Gegen die Mehrklassenmedizin
Die Entwicklungen im österreichischen Gesundheitswesen sind besorgniserregend und erfordern dringend eine Neuausrichtung. Als Arzt mit über 40 Jahren Erfahrung – darunter zehn Jahre im Krankenhaus, zehn Jahre als Wahlarzt und 20 Jahre als Kassenarzt – sehe ich mich in der Pflicht, auf die schwerwiegenden Veränderungen hinzuweisen, die unser Gesundheitssystem durch falsche politische Weichenstellungen der letzten Jahre nachhaltig verschlechtert und grundlegend verändert haben.
In Österreich hat sich längst eine Mehrklassenmedizin etabliert! Bereits heute sind die Wartezeiten für wichtige Operationen auf bis zu ein Jahr angestiegen; auch bei Kassenärzten sind Untersuchungstermine häufig erst nach Monaten verfügbar. Dabei sollte es selbstverständlich sein, dass jede versicherte Person zeitnah einen Termin bekommt.
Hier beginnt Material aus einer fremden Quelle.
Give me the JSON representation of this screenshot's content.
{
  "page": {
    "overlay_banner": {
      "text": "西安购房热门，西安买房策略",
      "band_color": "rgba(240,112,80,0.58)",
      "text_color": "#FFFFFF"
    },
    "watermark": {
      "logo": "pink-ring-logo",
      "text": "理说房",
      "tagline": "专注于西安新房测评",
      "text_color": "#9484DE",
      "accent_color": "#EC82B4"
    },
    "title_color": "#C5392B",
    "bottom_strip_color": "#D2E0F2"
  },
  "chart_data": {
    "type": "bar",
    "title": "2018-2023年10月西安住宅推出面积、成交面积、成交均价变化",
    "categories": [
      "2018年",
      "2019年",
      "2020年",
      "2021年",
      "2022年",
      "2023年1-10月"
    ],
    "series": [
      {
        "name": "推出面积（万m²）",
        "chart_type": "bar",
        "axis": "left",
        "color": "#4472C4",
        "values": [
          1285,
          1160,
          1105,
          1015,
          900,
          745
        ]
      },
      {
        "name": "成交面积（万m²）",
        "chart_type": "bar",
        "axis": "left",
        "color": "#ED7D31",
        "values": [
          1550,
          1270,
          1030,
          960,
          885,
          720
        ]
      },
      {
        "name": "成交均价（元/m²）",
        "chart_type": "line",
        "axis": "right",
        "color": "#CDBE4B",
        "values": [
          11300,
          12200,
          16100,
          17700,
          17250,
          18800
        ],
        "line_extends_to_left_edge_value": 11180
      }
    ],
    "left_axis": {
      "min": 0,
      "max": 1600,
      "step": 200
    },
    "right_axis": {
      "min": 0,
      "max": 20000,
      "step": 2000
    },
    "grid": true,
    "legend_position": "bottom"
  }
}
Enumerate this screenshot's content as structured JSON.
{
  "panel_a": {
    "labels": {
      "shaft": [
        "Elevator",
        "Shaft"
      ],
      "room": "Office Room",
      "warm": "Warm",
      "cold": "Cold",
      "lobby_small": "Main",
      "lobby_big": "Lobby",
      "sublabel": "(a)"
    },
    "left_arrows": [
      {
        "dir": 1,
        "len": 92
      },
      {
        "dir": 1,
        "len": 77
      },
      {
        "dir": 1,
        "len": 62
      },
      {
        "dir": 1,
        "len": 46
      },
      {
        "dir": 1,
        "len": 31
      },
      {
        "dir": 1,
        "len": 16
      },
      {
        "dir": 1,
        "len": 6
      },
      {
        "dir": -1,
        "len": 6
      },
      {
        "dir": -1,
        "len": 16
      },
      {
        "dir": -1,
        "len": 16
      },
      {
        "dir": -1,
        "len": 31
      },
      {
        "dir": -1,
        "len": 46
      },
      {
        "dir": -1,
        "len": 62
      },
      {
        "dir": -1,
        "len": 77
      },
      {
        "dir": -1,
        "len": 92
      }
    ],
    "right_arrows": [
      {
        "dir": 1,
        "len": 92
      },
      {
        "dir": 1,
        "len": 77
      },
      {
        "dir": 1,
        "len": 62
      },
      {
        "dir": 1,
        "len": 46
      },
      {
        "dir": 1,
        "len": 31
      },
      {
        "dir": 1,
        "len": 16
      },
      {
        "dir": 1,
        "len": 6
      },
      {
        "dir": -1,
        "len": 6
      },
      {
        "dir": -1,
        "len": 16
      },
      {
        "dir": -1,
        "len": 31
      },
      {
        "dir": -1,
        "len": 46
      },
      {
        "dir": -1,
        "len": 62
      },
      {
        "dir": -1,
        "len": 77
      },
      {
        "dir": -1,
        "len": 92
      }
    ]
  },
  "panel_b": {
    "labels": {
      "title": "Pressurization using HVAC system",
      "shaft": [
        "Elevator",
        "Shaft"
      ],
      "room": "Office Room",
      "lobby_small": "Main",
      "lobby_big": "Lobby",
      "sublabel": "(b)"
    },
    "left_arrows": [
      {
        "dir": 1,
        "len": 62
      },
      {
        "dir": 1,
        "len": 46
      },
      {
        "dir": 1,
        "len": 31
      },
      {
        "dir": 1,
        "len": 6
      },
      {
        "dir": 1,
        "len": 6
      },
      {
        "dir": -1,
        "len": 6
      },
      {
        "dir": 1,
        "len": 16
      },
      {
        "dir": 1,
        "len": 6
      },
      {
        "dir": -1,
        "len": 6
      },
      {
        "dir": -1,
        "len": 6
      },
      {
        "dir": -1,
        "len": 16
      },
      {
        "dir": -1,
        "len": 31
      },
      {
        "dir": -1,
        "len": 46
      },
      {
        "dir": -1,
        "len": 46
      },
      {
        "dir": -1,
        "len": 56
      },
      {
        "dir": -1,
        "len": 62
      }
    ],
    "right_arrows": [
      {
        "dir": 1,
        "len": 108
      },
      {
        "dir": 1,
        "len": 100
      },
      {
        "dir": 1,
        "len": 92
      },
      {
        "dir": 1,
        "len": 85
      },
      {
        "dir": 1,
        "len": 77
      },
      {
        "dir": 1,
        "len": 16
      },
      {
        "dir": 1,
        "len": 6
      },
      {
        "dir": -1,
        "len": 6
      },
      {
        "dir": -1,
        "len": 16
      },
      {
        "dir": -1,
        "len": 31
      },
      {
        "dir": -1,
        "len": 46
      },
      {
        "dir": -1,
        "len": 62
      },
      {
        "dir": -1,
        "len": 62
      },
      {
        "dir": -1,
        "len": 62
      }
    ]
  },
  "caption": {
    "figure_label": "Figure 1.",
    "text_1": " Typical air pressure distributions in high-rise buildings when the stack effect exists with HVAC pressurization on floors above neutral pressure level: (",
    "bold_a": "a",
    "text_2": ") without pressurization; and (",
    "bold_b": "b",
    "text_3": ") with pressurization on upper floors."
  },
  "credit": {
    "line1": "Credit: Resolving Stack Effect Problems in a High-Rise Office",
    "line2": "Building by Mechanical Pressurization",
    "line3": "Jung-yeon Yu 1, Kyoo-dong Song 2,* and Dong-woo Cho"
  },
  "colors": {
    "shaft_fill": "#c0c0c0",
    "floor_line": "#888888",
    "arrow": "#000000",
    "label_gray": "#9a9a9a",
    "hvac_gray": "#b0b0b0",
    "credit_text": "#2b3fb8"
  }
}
Als Grund wird gerne der Personalmangel genannt, doch die Probleme liegen tiefer: Ein Übermaß an bürokratischen und vermeintlich qualitätssichernden Maßnahmen vervielfacht den Arbeitsaufwand und verringert die Qualität der medizinischen Versorgung. So ist das Krankenpersonal oft damit beschäftigt, endlose Dokumentationen zu erstellen, anstatt sich ausreichend Zeit für die Patientinnen und Patienten nehmen zu können. In vielen Fällen entstehen dadurch unnötige Leerzeiten zwischen Operationen und die OP-Säle bleiben ungenutzt.
Ein weiteres Problem sehe ich darin, dass viele jüngere Ärztinnen und Ärzte zunehmend finanzielle Anreize in den Vordergrund stellen. Das traditionelle Verständnis des Arztberufs – geprägt durch Betreuung und Verantwortung gegenüber den Patientinnen und Patienten – tritt dabei in den Hintergrund. Eine Erklärung für diese Entwicklung sind wohl die falschen Auswahlkriterien für das Medizinstudium: Beim Aufnahmetest wird weniger Wert auf Empathie und Motivation für den Beruf gelegt und mehr auf reines Auswendiglernen.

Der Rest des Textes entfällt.